"BAKMAYIN MEHMET ALİ BİRAND'IN ARKASINDAN GÖZYAŞI DÖKTÜKLERİNE"

Star yazarı Mehmet Ocaktan, Mehmet Ayi Birand'ın arkasından methiyeler düzen bazı kalemlere yüklendi

Bakmayın gözyaşı döktüklerine...

Türkiye’nin son on yıldaki değişim öyküsüyle birlikte, medyada da önemli değişimler yaşanıyor. Türkiye’nin bu değişim öyküsünü doğru okuyan çok sesli ‘demokrat’ ve ‘yenilikçi’ medya, habercilik ve kurumsal anlamda ete kemiğe büründükçe ‘merkez medya’ değer kaybetmeye devam ediyor.

Eski medya düzeninin o ideolojik ve dayatmacı kodlarından bir türlü kurtulamayan ‘merkez medya’, bir taraftan değişime direnmeyi marifet sayarken, bir taraftan da medya etiği açısından süfli işlere imza atmayı sürdürüyor.

Kimse alınmasın ama, artık ‘merkez medya’ tedavülden kalmak üzeredir. Hala televizyonlarında, gazetelerinde hiçbir toplumsal değere itibar etmeyen, medya ahlakını bile hiçe sayan bir medyanın ‘merkez’ olma gibi bir iddiası olamaz.

Kendini merkez medya olarak tanımlayan kimi televizyon kanallarındaki programlarda kullanılan düzey siz diyalogları dikkatle izlediğimizde, merkez medyada seviyenin yerlerde süründüğünü görmek mümkün.
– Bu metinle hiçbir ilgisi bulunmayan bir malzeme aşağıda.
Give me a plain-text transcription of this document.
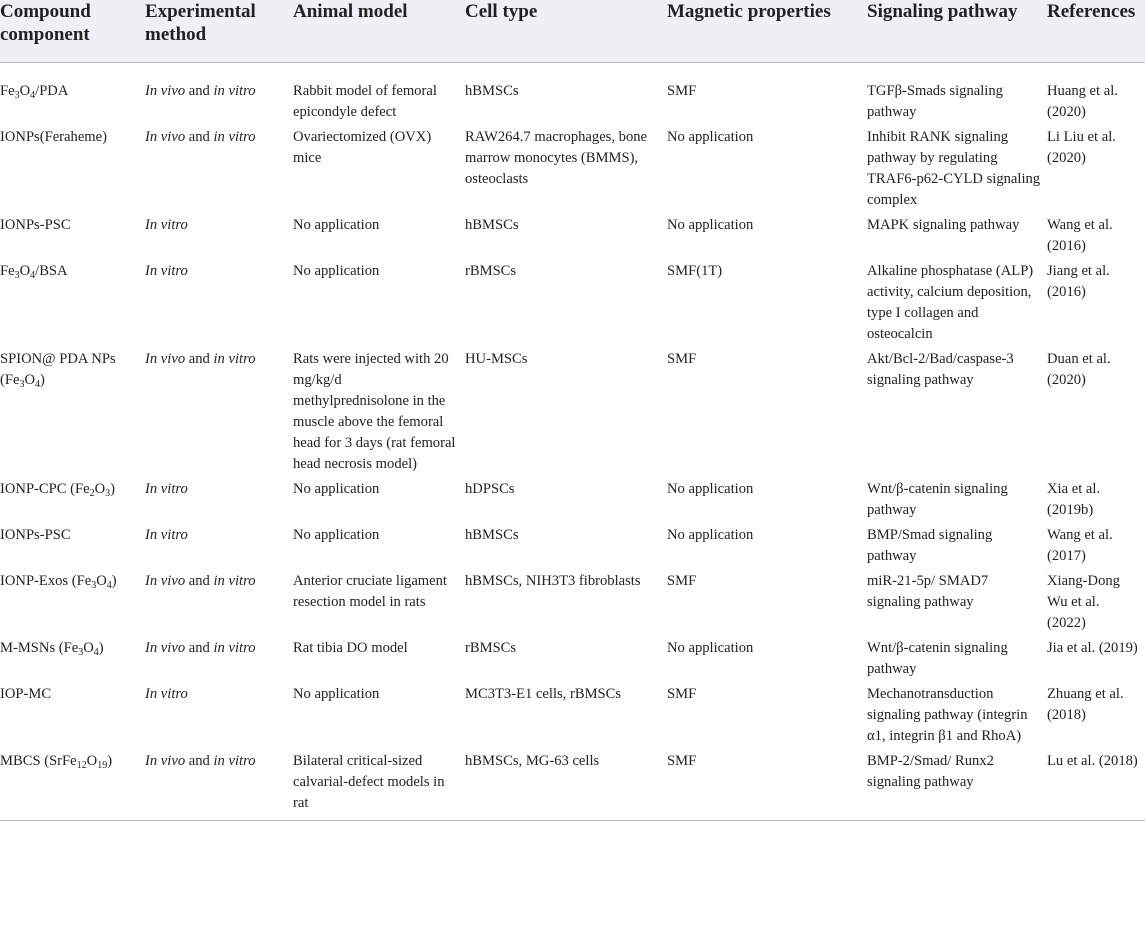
Compound component	Experimental method	Animal model	Cell type	Magnetic properties	Signaling pathway	References
$Fe_3O_4$/PDA	In vivo and in vitro	Rabbit model of femoral epicondyle defect	hBMSCs	SMF	TGFβ-Smads signaling pathway	Huang et al. (2020)
IONPs(Feraheme)	In vivo and in vitro	Ovariectomized (OVX) mice	RAW264.7 macrophages, bone marrow monocytes (BMMS), osteoclasts	No application	Inhibit RANK signaling pathway by regulating TRAF6-p62-CYLD signaling complex	Li Liu et al. (2020)
IONPs-PSC	In vitro	No application	hBMSCs	No application	MAPK signaling pathway	Wang et al. (2016)
$Fe_3O_4$/BSA	In vitro	No application	rBMSCs	SMF(1T)	Alkaline phosphatase (ALP) activity, calcium deposition, type I collagen and osteocalcin	Jiang et al. (2016)
SPION@ PDA NPs $(Fe_3O_4)$	In vivo and in vitro	Rats were injected with 20 mg/kg/d methylprednisolone in the muscle above the femoral head for 3 days (rat femoral head necrosis model)	HU-MSCs	SMF	Akt/Bcl-2/Bad/caspase-3 signaling pathway	Duan et al. (2020)
IONP-CPC $(Fe_2O_3)$	In vitro	No application	hDPSCs	No application	Wnt/β-catenin signaling pathway	Xia et al. (2019b)
IONPs-PSC	In vitro	No application	hBMSCs	No application	BMP/Smad signaling pathway	Wang et al. (2017)
IONP-Exos $(Fe_3O_4)$	In vivo and in vitro	Anterior cruciate ligament resection model in rats	hBMSCs, NIH3T3 fibroblasts	SMF	miR-21-5p/ SMAD7 signaling pathway	Xiang-Dong Wu et al. (2022)
M-MSNs $(Fe_3O_4)$	In vivo and in vitro	Rat tibia DO model	rBMSCs	No application	Wnt/β-catenin signaling pathway	Jia et al. (2019)
IOP-MC	In vitro	No application	MC3T3-E1 cells, rBMSCs	SMF	Mechanotransduction signaling pathway (integrin α1, integrin β1 and RhoA)	Zhuang et al. (2018)
MBCS $(SrFe_{12}O_{19})$	In vivo and in vitro	Bilateral critical-sized calvarial-defect models in rat	hBMSCs, MG-63 cells	SMF	BMP-2/Smad/ Runx2 signaling pathway	Lu et al. (2018)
Hemen belirtelim, ‘eski medya düzeni’nin amiral gemisini oluşturan merkez medya, tabuların üzerine giden yenilikçi gazetecilerden hiç hoşlanmadı.

Bakmayın bugün günah çıkardıklarına, onlar aslında tabuları yıkan demokrat gazetecilerin arkalarından teneke çalmışlardı. Çok uzağa gitmeye gerek yok, ‘vesayet’ döneminin en acımasız günlerinde yani 28 Şubat’ta, ‘andıçlanan’ gazetecilerin, yazarların üzerine bir kürek toprak da medyanın o sivil paşaları atmışlardı.

Ebediyete uğurladığımız usta gazeteci Mehmet Ali Birand, andıçlandığı 28 Şubat günlerinde ve de askeri mahkemede yargılandığında yapayalnızdı. Bugün, Mehmet Ali Birand için gözyaşı dökme yarışına girenlerin en azından bir bölümü o günlerde, andıç üretim merkezinin kudretli paşalarıyla kol kola başka işler kotarmanın peşindeydiler.

Mehmet Ali Birand’ın cenazesindeki sevgi seli, eski medya düzeninin temsilcilerinin önüne yeni bir Türkiye fotoğrafını ortaya koydu. Bu millet, eli işte gözü andıççılarla oynaşta olanları değil, tabuların üzerine giden, okuyucularının ve izleyicilerinin yanında duran gazetecilere itibar ediyor.

Mehmet Ali Birand; iyi bir gazeteci, iyi bir televizyoncu ve iyi bir yazardı. Maruz kaldığı karakter suikastlerine rağmen, Türkiye’nin darbeler tarihine ayna tuttu, şimdiden arşivlerde yerini alan bir televizyonculuk başarısına imza attı. Tek başına 28 Şubat belgeseli bile başlı başına bir başarı hikayesidir.